Facteurs d’adhésion à la méthode « prairie naturelle » (2015)

Afin de promouvoir une gestion peu intensive des surfaces fourragères, la méthode agroenvironnementale « prairie naturelle » (ou MB2) a été introduite dans le programme wallon en 2004. Elle prolonge la méthode « fauche tardive » mise en place dans les programmes précédents. Il s’agit d’une méthode de base avec une rémunération de 200 euros/ha.an. Suite au nouveau Programme wallon de Développement Rural [2014 – 2020], l’aide attribuée à cette méthode a été plafonnée à max. 50% de la superficie en prairies permanentes. Ce changement est susceptible d’impacter l’adhésion à cette méthode qui a été étudiée à travers une enquête.

Méthodologie

  • Echantillon : 20 agriculteurs repris dans trois catégories : (1) exploitations bio avec MB2 ; (2) exploitations conventionnelles avec MB2 et (3) exploitations sans MB2.
     
  • Localisation : Ardenne et région herbagère liégeoise.
     
  • Méthode : entretiens semi-dirigés (démarche qualitative basée sur la conduite d’entretiens qui accorde une place prépondérante aux réflexions, savoir-faire et expériences pratiques des agriculteurs) avec un formulaire basé sur six thématiques : (1) l’organisation de l’exploitation ; (2) facteurs favorisant la mise en place de la MB2 ; (3) limites et freins à la participation de la MB2 ; (4) rapport à l’autonomie fourragère ; (5) rapport à l’environnement et (6) attentes/souhaites face aux politiques agricoles. Durée moyenne des entretiens : 51 minutes

Résultats

  • Au total, 20 motivations et 23 freins à l’adoption de la MB2 ont été évoqués par les agriculteurs.
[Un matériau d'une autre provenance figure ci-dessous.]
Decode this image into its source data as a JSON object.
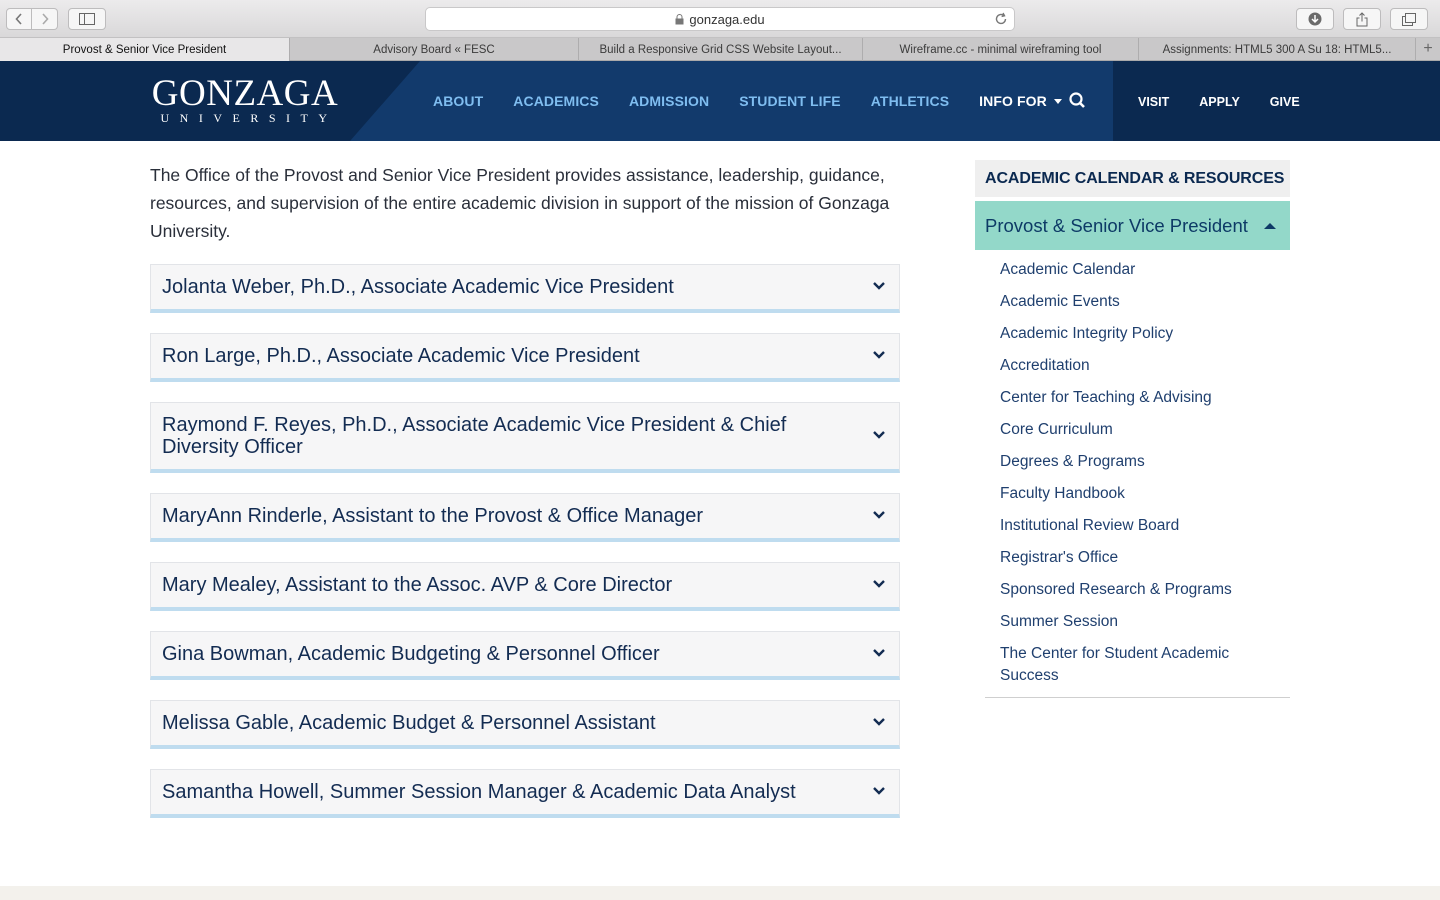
{
  "browser": {
    "url": "gonzaga.edu",
    "tabs": [
      {
        "label": "Provost & Senior Vice President",
        "active": true
      },
      {
        "label": "Advisory Board « FESC",
        "active": false
      },
      {
        "label": "Build a Responsive Grid CSS Website Layout...",
        "active": false
      },
      {
        "label": "Wireframe.cc - minimal wireframing tool",
        "active": false
      },
      {
        "label": "Assignments: HTML5 300 A Su 18: HTML5...",
        "active": false
      }
    ],
    "add_tab": "+"
  },
  "header": {
    "logo_main": "GONZAGA",
    "logo_sub": "UNIVERSITY",
    "nav": [
      "ABOUT",
      "ACADEMICS",
      "ADMISSION",
      "STUDENT LIFE",
      "ATHLETICS",
      "INFO FOR"
    ],
    "util": [
      "VISIT",
      "APPLY",
      "GIVE"
    ]
  },
  "main": {
    "intro": "The Office of the Provost and Senior Vice President provides assistance, leadership, guidance, resources, and supervision of the entire academic division in support of the mission of Gonzaga University.",
    "staff": [
      "Jolanta Weber, Ph.D., Associate Academic Vice President",
      "Ron Large, Ph.D., Associate Academic Vice President",
      "Raymond F. Reyes, Ph.D., Associate Academic Vice President & Chief Diversity Officer",
      "MaryAnn Rinderle, Assistant to the Provost & Office Manager",
      "Mary Mealey, Assistant to the Assoc. AVP & Core Director",
      "Gina Bowman, Academic Budgeting & Personnel Officer",
      "Melissa Gable, Academic Budget & Personnel Assistant",
      "Samantha Howell, Summer Session Manager & Academic Data Analyst"
    ]
  },
  "sidebar": {
    "heading": "ACADEMIC CALENDAR & RESOURCES",
    "active": "Provost & Senior Vice President",
    "links": [
      "Academic Calendar",
      "Academic Events",
      "Academic Integrity Policy",
      "Accreditation",
      "Center for Teaching & Advising",
      "Core Curriculum",
      "Degrees & Programs",
      "Faculty Handbook",
      "Institutional Review Board",
      "Registrar's Office",
      "Sponsored Research & Programs",
      "Summer Session",
      "The Center for Student Academic Success"
    ]
  },
  "colors": {
    "header_bg": "#0b2950",
    "nav_link": "#7fbdf0",
    "active_item": "#93d8c9",
    "accordion_underline": "#bfdcef"
  }
}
Les motivations et les freins les plus fréquents sont repris dans le tableau ci-dessous.

  • L’analyse de la perception des MAE a mis en évidence de trois groupes d’agriculteurs :

  • L’enquête a mis en évidence six catégories d’agriculteurs (voir rapport) et cinq formes de participation aux MAE ayant chacune une motivation ou un frein principal :

  • Tableau synthétique des logiques participatives (tableau de fréquence des agriculteurs) :

 

Facteurs d’adhésion à la méthode « bande de parcelle aménagée » (2013) 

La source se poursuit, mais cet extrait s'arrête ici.